In this current slice of overwhelm I am living through, I am quietly seeking solutions. Prioritize to start. What has to be done? (And what are the consequences if it isn’t?) What do I want to do? (And why? Personal satisfaction or to please someone I love?)

Or, frankly, the third block on my priority list is that it doesn’t matter. If I ever get around to doing this thing, it likely won’t matter but I’ve always wanted to try it and wouldn’t it be neat if I could? (Rock tumbling and polishing comes to mind. Don’t ask. A childhood hangover.)

So time to make a new priority list. Time to carve up those tasks according to my little chart of need/want/maybe. Time to engage the help of others (when and as possible). Time to give myself a break.

And while I’m at it, I’m going to give myself a hand and an “attagirl” for what months of attacking “to-do” lists has already helped me achieve. I don’t normally promote looking backwards as it usually accomplishes little to ruminate about the past.

But occasionally, when you need to take a breath and a breather to reorient yourself to what you need to do, it is good to remind yourself of what you have accomplished.

Likely at a time when you were in a place very much like the place of overwhelm you are trying to dig yourself out of today. Remind yourself of what’s been done to date and how far you’ve come.

Sip and savor that cappuccino. Read a little from a best-selling new novel between tasks. Sit in the sun and appreciate the garden you planted that wasn’t there before you came along.

It’s an important strategy boost to reenergize yourself for the tasks ahead.

I believe it is called balance.

Looking Up

I sure needed these little nuggets of joy I found recently.

In one astonishing clip, a four year old boy speaks to his mom about his emotions and how he is processing them. Four years old!! I know forty year olds (and even much older) who couldn’t get close to this level of emotional clarity. https://www.facebook.com/reel/562156025745695

Another story highlighted the business venture of a young French architect Clarisse Merlet who is making construction materials out of recycled fabrics. Bricks to be exact. https://www.euronews.com/culture/2023/09/04/meet-the-french-eco-chic-architect-crafting-fashionable-bricks

Hers is a small, energy intense, hands-on little business. To date, she has already made 12,000 clothing bricks. She has sold them as office partitions and decorative items. She is doing a lot of research to expand their utility and reach in large scale construction projects.

The concept could not be simpler and yet more profound in its potential impact. Who among us doesn’t have a few dozen pieces of extra clothing in our closet that we could easily offload?

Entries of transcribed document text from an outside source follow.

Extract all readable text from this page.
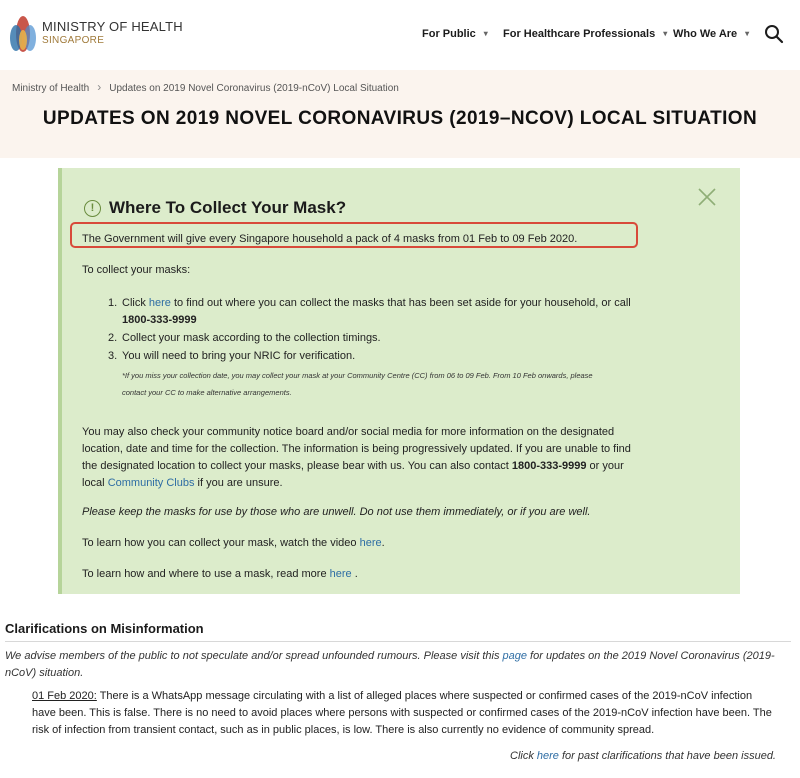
MINISTRY OF HEALTH
SINGAPORE
For Public ▾ For Healthcare Professionals ▾ Who We Are ▾
Ministry of Health › Updates on 2019 Novel Coronavirus (2019-nCoV) Local Situation
UPDATES ON 2019 NOVEL CORONAVIRUS (2019–NCOV) LOCAL SITUATION
! Where To Collect Your Mask?

The Government will give every Singapore household a pack of 4 masks from 01 Feb to 09 Feb 2020.

To collect your masks:

1. Click here to find out where you can collect the masks that has been set aside for your household, or call
1800-333-9999
2. Collect your mask according to the collection timings.
3. You will need to bring your NRIC for verification.
*If you miss your collection date, you may collect your mask at your Community Centre (CC) from 06 to 09 Feb. From 10 Feb onwards, please
contact your CC to make alternative arrangements.

You may also check your community notice board and/or social media for more information on the designated

location, date and time for the collection. The information is being progressively updated. If you are unable to find

the designated location to collect your masks, please bear with us. You can also contact 1800-333-9999 or your

local Community Clubs if you are unsure.

Please keep the masks for use by those who are unwell. Do not use them immediately, or if you are well.

To learn how you can collect your mask, watch the video here.

To learn how and where to use a mask, read more here .

Clarifications on Misinformation
We advise members of the public to not speculate and/or spread unfounded rumours. Please visit this page for updates on the 2019 Novel Coronavirus (2019-
nCoV) situation.
01 Feb 2020: There is a WhatsApp message circulating with a list of alleged places where suspected or confirmed cases of the 2019-nCoV infection
have been. This is false. There is no need to avoid places where persons with suspected or confirmed cases of the 2019-nCoV infection have been. The
risk of infection from transient contact, such as in public places, is low. There is also currently no evidence of community spread.
Click here for past clarifications that have been issued.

Having them reused sustainably would be a total bonus.

Kermit The Frog popped up somewhere singing a Talking Heads cover: “Once in a Lifetime.” https://youtu.be/PCY0aeUx-Ns

YouTube gold. Kermie captured my heart years ago with, “It’s Not Easy Being Green”, a sentiment we can all relate to the way Kermie sings it. And, of course, The Rainbow Connection. That musical gem still gives me goosebumps.

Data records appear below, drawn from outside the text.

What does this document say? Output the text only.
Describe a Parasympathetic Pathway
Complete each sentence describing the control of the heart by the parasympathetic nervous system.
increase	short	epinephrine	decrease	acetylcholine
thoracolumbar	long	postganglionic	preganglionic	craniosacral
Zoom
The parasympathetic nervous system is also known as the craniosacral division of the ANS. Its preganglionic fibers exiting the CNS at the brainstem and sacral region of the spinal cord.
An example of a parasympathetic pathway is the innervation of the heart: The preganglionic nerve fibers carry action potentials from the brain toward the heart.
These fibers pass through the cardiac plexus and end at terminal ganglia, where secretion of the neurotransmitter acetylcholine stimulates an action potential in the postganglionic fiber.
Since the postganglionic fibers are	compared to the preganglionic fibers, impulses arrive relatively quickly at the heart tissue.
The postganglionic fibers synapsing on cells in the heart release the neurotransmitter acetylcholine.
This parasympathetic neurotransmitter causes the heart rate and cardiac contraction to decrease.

A writer in the New Yorker pens a comic strip about an elderly gentleman who plays the sound of birds chirping in his car all the time. It is his way of feeling like he is in the country when he is still living in the city.

More and more often, I am reading rebellious writers like me who are pushing back against the execrable weight of information overload and faceless wealth hoarding billionaires. Like me, too, it seems, they are trying to tease out and claw their way back to a sense of what it means to be human. Especially these days.

They give me hope for today and for the future. Maybe this dog’s breakfast we are living through will have a satisfactory ending after all.

And to drift into political waters that I usually avoid like the plague, Jim Jordan wasn’t elected House speaker. It looks very much like he won’t be.

That single news story tells me there may be hope and common sense at work out there in the world, after all. Sigh.